Less than 10% of cases are due to problems arising after the birth of the full-term baby, and possible causes include meningitis, encephalitis, severe infections, trauma, vascular accidents.
In some cases, the cause of cerebral palsy cannot be determined.
Symptoms of cerebral palsy
The symptoms of cerebral palsy vary significantly from one patient to another, so no two equal – cases are usually observed before two years of age. Affected children show delays in their ability to sit, turn, reach for an object, crawl, stand up. The clinical classification of patients with cerebral palsy is based on characteristics observed in affected children. Which are related to the type of predominant motor disorder and its extent and severity, the presence of other associated diseases (sensory, cognitive, behavioral disorders and epilepsy, mental retardation also be observed frequently), the causes of the injury, etc. Among the most common presentations:
Spastic cerebral palsy
As quadriplegia, diplegia, paraplegia, hemiplegia, and monoplegia, it is the most common form of paralysis, and the usual clinical manifestations are hyperexcitability and abnormal persistence of neonatal reflexes. These manifestations cause the fists to remain tightly closed. There are tonic neck reflexes, often maintained constantly, and extension postures when the child is held vertically (arched back, rigid extension, and internal rotation of the legs).

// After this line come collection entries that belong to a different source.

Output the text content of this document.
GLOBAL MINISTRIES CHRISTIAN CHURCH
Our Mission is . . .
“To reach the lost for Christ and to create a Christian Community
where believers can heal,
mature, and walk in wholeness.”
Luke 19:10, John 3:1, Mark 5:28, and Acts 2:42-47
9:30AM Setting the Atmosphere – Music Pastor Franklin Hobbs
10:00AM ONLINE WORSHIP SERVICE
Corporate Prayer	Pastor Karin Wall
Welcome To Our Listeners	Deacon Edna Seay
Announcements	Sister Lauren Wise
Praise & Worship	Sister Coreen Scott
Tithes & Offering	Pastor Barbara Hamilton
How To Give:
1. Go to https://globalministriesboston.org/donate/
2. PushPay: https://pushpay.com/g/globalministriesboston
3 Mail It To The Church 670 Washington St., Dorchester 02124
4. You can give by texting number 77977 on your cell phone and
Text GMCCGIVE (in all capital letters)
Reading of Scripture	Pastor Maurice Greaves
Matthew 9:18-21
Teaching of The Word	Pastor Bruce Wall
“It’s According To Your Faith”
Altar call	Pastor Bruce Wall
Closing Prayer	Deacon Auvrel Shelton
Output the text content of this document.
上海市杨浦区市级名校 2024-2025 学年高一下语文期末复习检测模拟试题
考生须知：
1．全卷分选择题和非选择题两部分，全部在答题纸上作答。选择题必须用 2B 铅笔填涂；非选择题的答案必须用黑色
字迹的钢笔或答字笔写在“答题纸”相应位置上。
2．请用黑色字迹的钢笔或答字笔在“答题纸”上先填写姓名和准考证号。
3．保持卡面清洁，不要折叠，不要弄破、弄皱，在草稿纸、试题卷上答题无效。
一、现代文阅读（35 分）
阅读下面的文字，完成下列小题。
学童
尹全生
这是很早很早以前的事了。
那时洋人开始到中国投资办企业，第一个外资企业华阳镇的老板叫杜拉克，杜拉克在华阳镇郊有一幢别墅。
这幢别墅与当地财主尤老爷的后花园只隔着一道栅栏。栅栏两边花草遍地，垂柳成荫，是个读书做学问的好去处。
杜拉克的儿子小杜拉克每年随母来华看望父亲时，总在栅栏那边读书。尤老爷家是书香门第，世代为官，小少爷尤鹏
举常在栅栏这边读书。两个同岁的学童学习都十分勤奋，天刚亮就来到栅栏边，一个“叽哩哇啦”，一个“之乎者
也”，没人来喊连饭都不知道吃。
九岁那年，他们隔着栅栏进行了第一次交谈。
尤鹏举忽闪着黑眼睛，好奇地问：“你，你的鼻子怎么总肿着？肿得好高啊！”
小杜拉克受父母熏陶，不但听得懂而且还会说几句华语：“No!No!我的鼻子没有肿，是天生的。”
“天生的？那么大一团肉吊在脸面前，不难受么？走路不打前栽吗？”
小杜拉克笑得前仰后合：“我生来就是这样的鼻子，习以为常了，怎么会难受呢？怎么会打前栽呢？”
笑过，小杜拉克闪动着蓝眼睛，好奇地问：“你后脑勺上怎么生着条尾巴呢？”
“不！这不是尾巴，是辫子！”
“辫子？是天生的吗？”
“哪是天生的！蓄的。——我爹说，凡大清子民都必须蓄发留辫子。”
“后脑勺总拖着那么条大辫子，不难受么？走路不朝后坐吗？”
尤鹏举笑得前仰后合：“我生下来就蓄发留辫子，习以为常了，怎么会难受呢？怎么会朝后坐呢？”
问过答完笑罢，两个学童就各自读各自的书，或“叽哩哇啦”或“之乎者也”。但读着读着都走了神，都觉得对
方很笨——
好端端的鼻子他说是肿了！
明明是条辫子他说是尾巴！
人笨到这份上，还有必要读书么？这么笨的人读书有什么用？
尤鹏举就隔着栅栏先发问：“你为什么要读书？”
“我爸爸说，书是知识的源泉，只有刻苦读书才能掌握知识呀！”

Spasticity and stiffness become apparent as the patient grows older, often leading to abnormal limb posture and contractures.

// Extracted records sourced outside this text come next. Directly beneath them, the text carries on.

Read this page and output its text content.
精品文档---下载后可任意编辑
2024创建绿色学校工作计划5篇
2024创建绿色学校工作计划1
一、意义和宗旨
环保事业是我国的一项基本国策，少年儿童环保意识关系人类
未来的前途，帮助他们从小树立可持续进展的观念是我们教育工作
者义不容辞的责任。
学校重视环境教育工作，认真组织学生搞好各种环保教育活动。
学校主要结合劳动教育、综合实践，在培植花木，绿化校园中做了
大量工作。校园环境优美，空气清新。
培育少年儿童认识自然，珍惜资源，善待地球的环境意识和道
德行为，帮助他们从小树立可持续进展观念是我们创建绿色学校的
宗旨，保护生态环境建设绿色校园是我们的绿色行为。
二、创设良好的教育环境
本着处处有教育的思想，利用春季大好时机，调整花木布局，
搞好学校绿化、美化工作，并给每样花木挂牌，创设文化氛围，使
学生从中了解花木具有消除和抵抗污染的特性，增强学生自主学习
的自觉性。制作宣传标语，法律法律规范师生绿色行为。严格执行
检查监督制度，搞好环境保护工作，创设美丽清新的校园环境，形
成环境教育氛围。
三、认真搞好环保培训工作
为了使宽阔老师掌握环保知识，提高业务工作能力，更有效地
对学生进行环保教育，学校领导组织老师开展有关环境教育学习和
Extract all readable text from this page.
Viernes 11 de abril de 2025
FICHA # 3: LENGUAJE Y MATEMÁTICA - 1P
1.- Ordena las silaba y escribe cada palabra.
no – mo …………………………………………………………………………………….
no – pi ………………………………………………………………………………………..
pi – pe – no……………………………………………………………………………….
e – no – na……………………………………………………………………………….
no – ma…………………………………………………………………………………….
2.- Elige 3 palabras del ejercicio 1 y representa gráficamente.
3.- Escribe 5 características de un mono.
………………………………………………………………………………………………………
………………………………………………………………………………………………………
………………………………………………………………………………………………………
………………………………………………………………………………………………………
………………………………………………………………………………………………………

In spastic quadriplegia, the most severe form, all four limbs are affected. The child has associated mental retardation (in more than 90% of cases) and frequent seizures.
N spastic diplegia, all four limbs are affected, although it is much more intense in the lower extremities. Intelligence is often average, but apraxia (inability to perform purposefully, learned, and familiar movements) makes learning difficult.
In spastic paraplegia, only the lower extremities are affected.
The spastic hemiplegia is manifested in the third of children diagnosed and affects one side of the body. Often there is homonymous hemianopia (partial or complete loss of vision of one half of the visual field in both eyes) and chemosensory deficit (lack of sensation in the affected half of the body). A limp is characteristic, and the arm’s posture is sustained flexion when the forearm is prone (showing the back of the hand) and the wrist is flexed.
The monoplejía is limited to one limb weakness. It is rare.